The foregoing opinion letter is provided for the information and assistance of
the Board of Directors of AT&T in connection with its consideration of the AT&T
Broadband Merger (as defined in our opinion letter) and is not to be used,
circulated, quoted or otherwise referred to for any other purpose, nor is it to
be filed with, included in or referred to in whole or in part in any
registration statement, proxy statement or any other document, except in
accordance with our prior written consent. We understand that AT&T has
determined to include our opinion in the above-referenced Registration
Statement.

In that regard, we hereby consent to the reference to our opinion under the
captions entitled "SUMMARY AND OVERVIEW OF THE TRANSACTIONS -- Opinions of
Financial Advisors", "THE AT&T COMCAST TRANSACTION -- AT&T's Reasons for the
AT&T Broadband Spin-Off and the AT&T Broadband Merger" and "OPINIONS OF
FINANCIAL ADVISORS -- Opinions of AT&T's Financial Advisors", and to the
inclusion of the foregoing opinion in the Joint Proxy Statement/Prospectus
included in the above-mentioned Registration Statement.

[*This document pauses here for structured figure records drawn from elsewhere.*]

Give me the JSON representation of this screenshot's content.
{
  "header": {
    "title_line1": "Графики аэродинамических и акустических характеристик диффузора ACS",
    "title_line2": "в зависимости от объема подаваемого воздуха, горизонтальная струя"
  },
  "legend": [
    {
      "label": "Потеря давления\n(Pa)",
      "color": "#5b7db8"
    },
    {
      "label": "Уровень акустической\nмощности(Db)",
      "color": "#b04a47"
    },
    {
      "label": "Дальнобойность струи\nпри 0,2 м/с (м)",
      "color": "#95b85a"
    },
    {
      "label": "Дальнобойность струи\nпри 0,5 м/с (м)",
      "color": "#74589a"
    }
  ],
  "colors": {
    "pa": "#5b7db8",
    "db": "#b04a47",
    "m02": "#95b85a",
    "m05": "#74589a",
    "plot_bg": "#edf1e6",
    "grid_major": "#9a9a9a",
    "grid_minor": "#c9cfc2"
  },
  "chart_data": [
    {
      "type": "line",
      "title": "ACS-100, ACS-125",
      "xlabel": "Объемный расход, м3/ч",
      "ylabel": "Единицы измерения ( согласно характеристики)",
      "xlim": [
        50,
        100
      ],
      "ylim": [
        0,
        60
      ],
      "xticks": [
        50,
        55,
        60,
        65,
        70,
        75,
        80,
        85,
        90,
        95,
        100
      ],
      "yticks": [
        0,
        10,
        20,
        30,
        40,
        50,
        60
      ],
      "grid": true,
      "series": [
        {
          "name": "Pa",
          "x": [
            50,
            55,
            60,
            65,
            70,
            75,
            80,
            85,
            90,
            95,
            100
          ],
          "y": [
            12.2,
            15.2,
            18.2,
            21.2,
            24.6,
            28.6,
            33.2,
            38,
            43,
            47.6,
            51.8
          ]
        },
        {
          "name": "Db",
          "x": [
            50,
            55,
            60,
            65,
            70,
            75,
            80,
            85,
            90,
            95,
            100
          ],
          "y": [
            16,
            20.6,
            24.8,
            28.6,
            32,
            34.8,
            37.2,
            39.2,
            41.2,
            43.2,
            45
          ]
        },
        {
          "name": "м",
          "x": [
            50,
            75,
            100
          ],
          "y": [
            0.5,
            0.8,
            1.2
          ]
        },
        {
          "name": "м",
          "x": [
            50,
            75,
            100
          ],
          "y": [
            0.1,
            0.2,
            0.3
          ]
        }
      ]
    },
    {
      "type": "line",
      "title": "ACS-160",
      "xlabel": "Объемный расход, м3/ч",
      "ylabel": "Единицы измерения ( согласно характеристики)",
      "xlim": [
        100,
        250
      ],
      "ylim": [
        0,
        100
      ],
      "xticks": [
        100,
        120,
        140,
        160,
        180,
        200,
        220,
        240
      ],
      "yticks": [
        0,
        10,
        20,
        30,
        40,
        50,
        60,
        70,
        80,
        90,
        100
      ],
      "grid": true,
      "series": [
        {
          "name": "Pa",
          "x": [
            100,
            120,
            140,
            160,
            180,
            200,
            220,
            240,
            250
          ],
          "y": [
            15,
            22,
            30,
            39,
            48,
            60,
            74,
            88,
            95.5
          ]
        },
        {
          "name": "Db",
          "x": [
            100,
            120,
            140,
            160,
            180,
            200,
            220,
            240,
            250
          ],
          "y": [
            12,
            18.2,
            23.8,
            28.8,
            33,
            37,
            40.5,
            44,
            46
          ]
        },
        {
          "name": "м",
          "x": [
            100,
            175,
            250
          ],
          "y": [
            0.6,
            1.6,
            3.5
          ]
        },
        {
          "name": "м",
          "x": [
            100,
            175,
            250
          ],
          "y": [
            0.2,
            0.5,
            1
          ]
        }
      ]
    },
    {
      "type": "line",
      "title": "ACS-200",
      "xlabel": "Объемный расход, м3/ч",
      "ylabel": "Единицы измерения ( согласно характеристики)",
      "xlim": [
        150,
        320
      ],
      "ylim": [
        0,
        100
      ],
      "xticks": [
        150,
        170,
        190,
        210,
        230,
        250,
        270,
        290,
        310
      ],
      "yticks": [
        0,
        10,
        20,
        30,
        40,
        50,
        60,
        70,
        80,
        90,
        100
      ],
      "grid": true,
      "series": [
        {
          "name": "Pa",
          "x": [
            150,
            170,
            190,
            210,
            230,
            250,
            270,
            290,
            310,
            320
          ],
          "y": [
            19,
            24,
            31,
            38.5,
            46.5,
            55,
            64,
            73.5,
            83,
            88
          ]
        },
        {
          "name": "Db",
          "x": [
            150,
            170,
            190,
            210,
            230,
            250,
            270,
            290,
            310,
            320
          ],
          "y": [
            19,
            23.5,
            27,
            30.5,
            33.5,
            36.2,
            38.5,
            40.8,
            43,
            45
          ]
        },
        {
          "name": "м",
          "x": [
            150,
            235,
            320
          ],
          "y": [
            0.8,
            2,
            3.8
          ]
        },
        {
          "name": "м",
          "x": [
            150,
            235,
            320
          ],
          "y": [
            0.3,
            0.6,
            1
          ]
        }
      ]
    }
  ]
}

Notwithstanding the
foregoing, it is understood that our consent is being delivered solely in
connection with the filing of the above-mentioned versions of the Registration
Statement and that our opinion is not to be used, circulated, quoted or
otherwise referred to for any other purpose, nor is it to be filed with,
included in or referred to in whole or in part in any registration statement
(including any subsequent amendments to the above-mentioned Registration
Statement), proxy statement or any other document, except in accordance with our
prior written consent. In giving such consent, we do not thereby admit that we
come within the category of persons whose consent is required under Section 7 of
the Securities Act of 1933 or the rules and regulations of the Securities and
Exchange Commission thereunder.

                          Very truly yours,

                          /s/ Goldman, Sachs & Co.